Ghanaian accountant and Auditor-General

Pamela Graham is a Ghanaian chartered accountant and auditor who has served as the Auditor-General of Ghana since July 2026. Before her appointment, she spent 25 years with Ernst & Young Ghana, where she became the firm's first female partner in 2013. She is the 11th Auditor-General of Ghana and the first woman to hold the office.

== Education ==
Graham holds a Bachelor of Commerce degree from the University of Cape Coast, a Master of Business Administration from Manchester Business School in the United Kingdom, and a Doctorate in Business Administration from IPAG Business School in France. She is a member of the Institute of Chartered Accountants, Ghana (ICAG).

== Career ==
Graham spent 25 years at Ernst & Young (EY) Ghana, which she joined in 2001. In 2013, she became the first female Partner of EY Ghana, and she went on to serve as a Senior Audit Partner. She also served on EY's West Africa Executive Council and as the firm's Innovation and Integration Leader, contributing to strategic and operational initiatives across the region.

During her career, Graham led audit and assurance engagements across sectors including banking, insurance, and telecommunications. She also led public sector and special assurance assignments on behalf of the Government of Ghana, including debt validation exercises, reviews of state-owned enterprises, and financial sector assessments.

She has served on the board of trustees of the University of Cape Coast Business School Development Fund and is a member of the Chartered Institute of Restructuring and Insolvency Practitioners, Ghana.

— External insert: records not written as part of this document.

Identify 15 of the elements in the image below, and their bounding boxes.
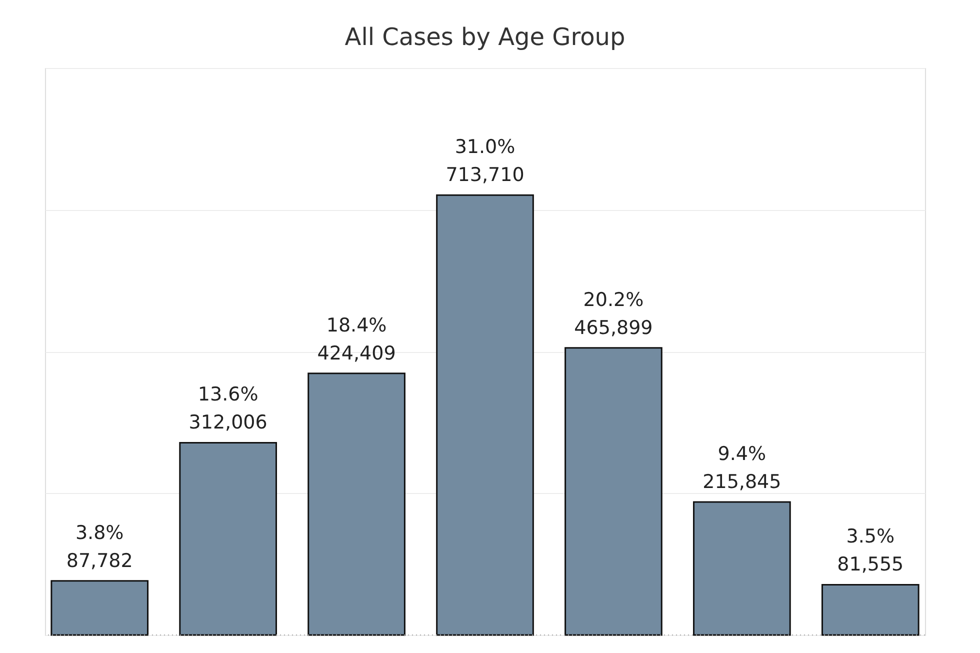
bar xyxy=(179,442,277,636)
bar xyxy=(821,584,920,636)
data-label: 3.5% 81,555 xyxy=(837,526,904,576)
data-label: 18.4% 424,409 xyxy=(317,314,396,364)
bar xyxy=(308,372,406,636)
bar xyxy=(50,580,149,636)
bar xyxy=(564,347,662,636)
data-label: 3.8% 87,782 xyxy=(66,522,133,572)
bar xyxy=(436,194,534,636)
data-label: 31.0% 713,710 xyxy=(446,136,524,186)
data-label: 9.4% 215,845 xyxy=(702,442,782,493)
chart-title: All Cases by Age Group xyxy=(344,23,626,51)
data-label: 13.6% 312,006 xyxy=(188,384,268,434)
data-label: 20.2% 465,899 xyxy=(574,288,653,339)
bar xyxy=(693,501,791,636)
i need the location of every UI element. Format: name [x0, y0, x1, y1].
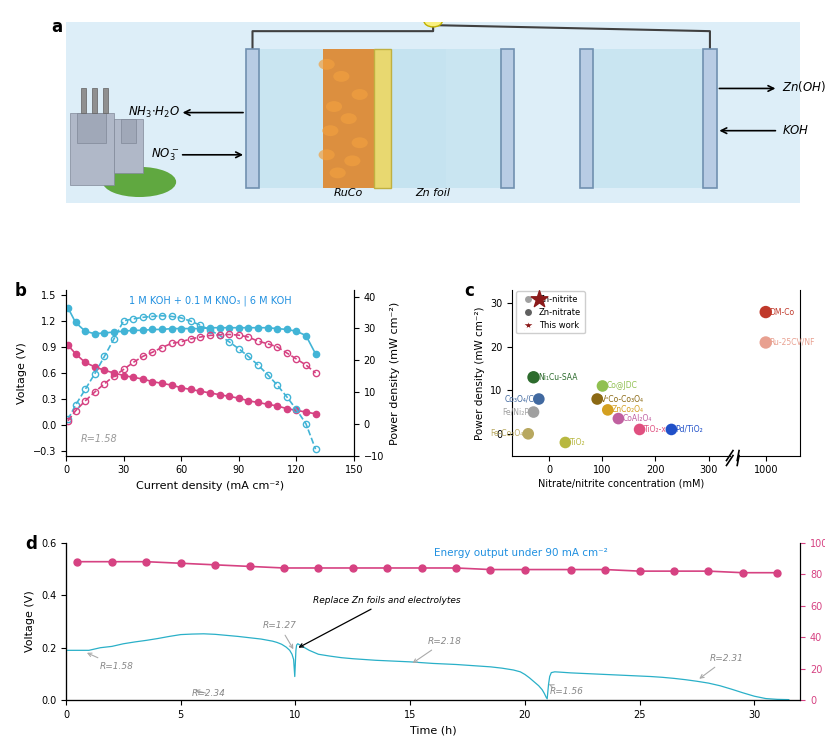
Text: R=2.34: R=2.34	[191, 689, 225, 698]
Text: DM-Co: DM-Co	[769, 307, 794, 317]
Text: Fe-Co₃O₄: Fe-Co₃O₄	[491, 429, 524, 439]
Bar	[580, 49, 593, 188]
Bar	[375, 49, 390, 188]
Ellipse shape	[326, 101, 342, 112]
Text: R=2.31: R=2.31	[700, 654, 744, 678]
Bar	[390, 49, 501, 188]
Point	[532, 393, 545, 405]
Point	[759, 337, 772, 349]
Text: VᶛCo-Co₃O₄: VᶛCo-Co₃O₄	[601, 394, 644, 404]
Point	[532, 293, 545, 305]
Text: Pd/TiO₂: Pd/TiO₂	[676, 425, 704, 434]
Point	[633, 424, 646, 436]
Text: Co@JDC: Co@JDC	[606, 382, 638, 391]
Text: a: a	[51, 18, 63, 37]
X-axis label: Time (h): Time (h)	[410, 725, 456, 736]
Text: ZnCo₂O₄: ZnCo₂O₄	[612, 405, 644, 414]
Ellipse shape	[323, 125, 338, 136]
Point	[596, 380, 609, 392]
Text: 1 M KOH + 0.1 M KNO₃ | 6 M KOH: 1 M KOH + 0.1 M KNO₃ | 6 M KOH	[129, 296, 291, 306]
Text: Zn foil: Zn foil	[416, 188, 450, 198]
Point	[591, 393, 604, 405]
Text: $Zn(OH)_4^{2-}$: $Zn(OH)_4^{2-}$	[782, 78, 825, 99]
Point	[527, 371, 540, 383]
X-axis label: Current density (mA cm⁻²): Current density (mA cm⁻²)	[136, 481, 284, 491]
Text: R=1.56: R=1.56	[549, 685, 583, 696]
Y-axis label: Power density (mW cm⁻²): Power density (mW cm⁻²)	[474, 306, 484, 440]
Bar	[501, 49, 514, 188]
Point	[665, 424, 678, 436]
Point	[527, 406, 540, 418]
Text: R=1.58: R=1.58	[88, 653, 134, 671]
Text: Ru-25CV/NF: Ru-25CV/NF	[769, 338, 815, 347]
Point	[559, 436, 572, 448]
Point	[759, 306, 772, 318]
Text: TiO₂-x: TiO₂-x	[644, 425, 667, 434]
Bar	[77, 113, 106, 143]
Bar	[81, 88, 86, 113]
Text: c: c	[464, 282, 474, 300]
Bar	[323, 49, 375, 188]
X-axis label: Nitrate/nitrite concentration (mM): Nitrate/nitrite concentration (mM)	[538, 478, 705, 488]
Text: $NO_3^-$: $NO_3^-$	[151, 147, 180, 163]
Ellipse shape	[351, 89, 368, 100]
Text: $NH_3{\cdot}H_2O$: $NH_3{\cdot}H_2O$	[128, 105, 180, 120]
FancyBboxPatch shape	[66, 22, 800, 203]
Text: R=1.27: R=1.27	[262, 621, 296, 648]
Text: b: b	[14, 282, 26, 300]
Bar	[246, 49, 259, 188]
Text: Fe/Ni₂P: Fe/Ni₂P	[502, 408, 530, 416]
Text: Energy output under 90 mA cm⁻²: Energy output under 90 mA cm⁻²	[434, 548, 608, 557]
Text: Co₃O₄/C: Co₃O₄/C	[505, 394, 535, 404]
Ellipse shape	[351, 137, 368, 148]
Bar	[92, 88, 97, 113]
Ellipse shape	[424, 15, 442, 27]
Ellipse shape	[330, 167, 346, 178]
Point	[521, 428, 535, 440]
Ellipse shape	[333, 71, 350, 82]
Bar	[103, 88, 108, 113]
Text: Ni₁Cu-SAA: Ni₁Cu-SAA	[538, 373, 577, 382]
Ellipse shape	[318, 59, 335, 70]
Text: R=1.58: R=1.58	[80, 434, 117, 444]
Text: TiO₂: TiO₂	[569, 438, 585, 447]
Bar	[593, 49, 704, 188]
Ellipse shape	[344, 156, 361, 167]
Text: d: d	[26, 535, 37, 553]
Text: Replace Zn foils and electrolytes: Replace Zn foils and electrolytes	[299, 596, 461, 647]
Y-axis label: Voltage (V): Voltage (V)	[26, 590, 35, 652]
Ellipse shape	[103, 167, 177, 197]
Point	[601, 404, 615, 416]
Text: CoAl₂O₄: CoAl₂O₄	[623, 414, 652, 423]
Text: $KOH$: $KOH$	[782, 124, 809, 137]
Y-axis label: Voltage (V): Voltage (V)	[17, 342, 27, 404]
Point	[612, 413, 625, 425]
Bar	[114, 119, 143, 173]
Legend: Zn-nitrite, Zn-nitrate, This work: Zn-nitrite, Zn-nitrate, This work	[516, 291, 585, 333]
Ellipse shape	[341, 113, 356, 124]
Text: R=2.18: R=2.18	[413, 637, 461, 663]
Bar	[704, 49, 717, 188]
Bar	[259, 49, 446, 188]
Y-axis label: Power density (mW cm⁻²): Power density (mW cm⁻²)	[389, 301, 399, 444]
Text: RuCo: RuCo	[334, 188, 363, 198]
Bar	[121, 119, 136, 143]
Ellipse shape	[318, 150, 335, 160]
Bar	[69, 113, 114, 185]
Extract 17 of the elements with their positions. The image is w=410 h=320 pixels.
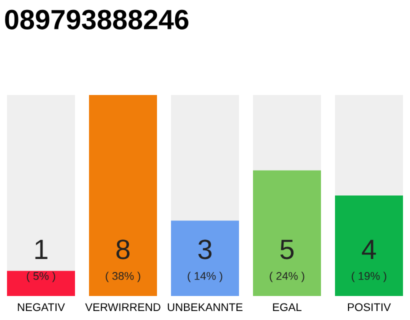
data-label: 3 [198, 240, 212, 260]
chart-title: 089793888246 [5, 10, 188, 30]
x-tick-label: NEGATIV [18, 303, 65, 312]
data-label: 5 [280, 240, 294, 260]
annotation: ( 14% ) [188, 272, 222, 282]
annotation: ( 38% ) [106, 272, 140, 282]
annotation: ( 5% ) [26, 272, 56, 282]
x-tick-label: POSITIV [348, 303, 391, 312]
bar [7, 270, 75, 296]
x-tick-label: EGAL [273, 303, 302, 312]
x-tick-label: UNBEKANNTE [168, 303, 242, 312]
annotation: ( 19% ) [352, 272, 386, 282]
x-tick-label: VERWIRREND [85, 303, 160, 311]
annotation: ( 24% ) [270, 272, 304, 282]
data-label: 8 [116, 240, 130, 260]
data-label: 4 [362, 240, 376, 259]
data-label: 1 [35, 240, 48, 259]
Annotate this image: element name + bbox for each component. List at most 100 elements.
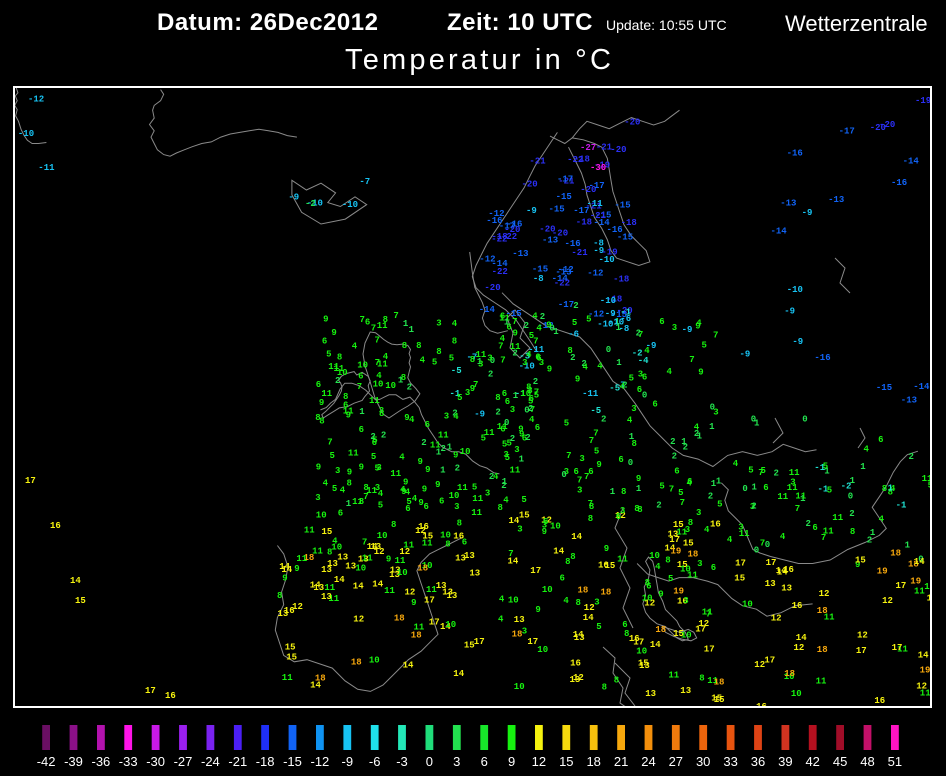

== Appointment as Auditor-General ==

On 10 April 2026, President John Dramani Mahama nominated Graham for appointment as Auditor-General of Ghana, following consultation with the Council of State in accordance with Article 70(1)(b) of the Constitution. She was nominated to succeed Johnson Akuamoah Asiedu, who had served as Auditor-General since 2021.

Graham was sworn into office by President Mahama at the Jubilee House in Accra on 2 July 2026, becoming the 11th Auditor-General of Ghana and the first woman to hold the office.

During the swearing-in ceremony, President Mahama called on Graham to uphold the independence, integrity and professionalism of the Ghana Audit Service in promoting accountability and good governance. Graham pledged to discharge her constitutional responsibilities with fairness, diligence and integrity.

== Personal life ==
Graham has expressed an interest in mentorship, continuous learning, leadership development and community service. She enjoys reading, fitness walking and spending time with family and friends.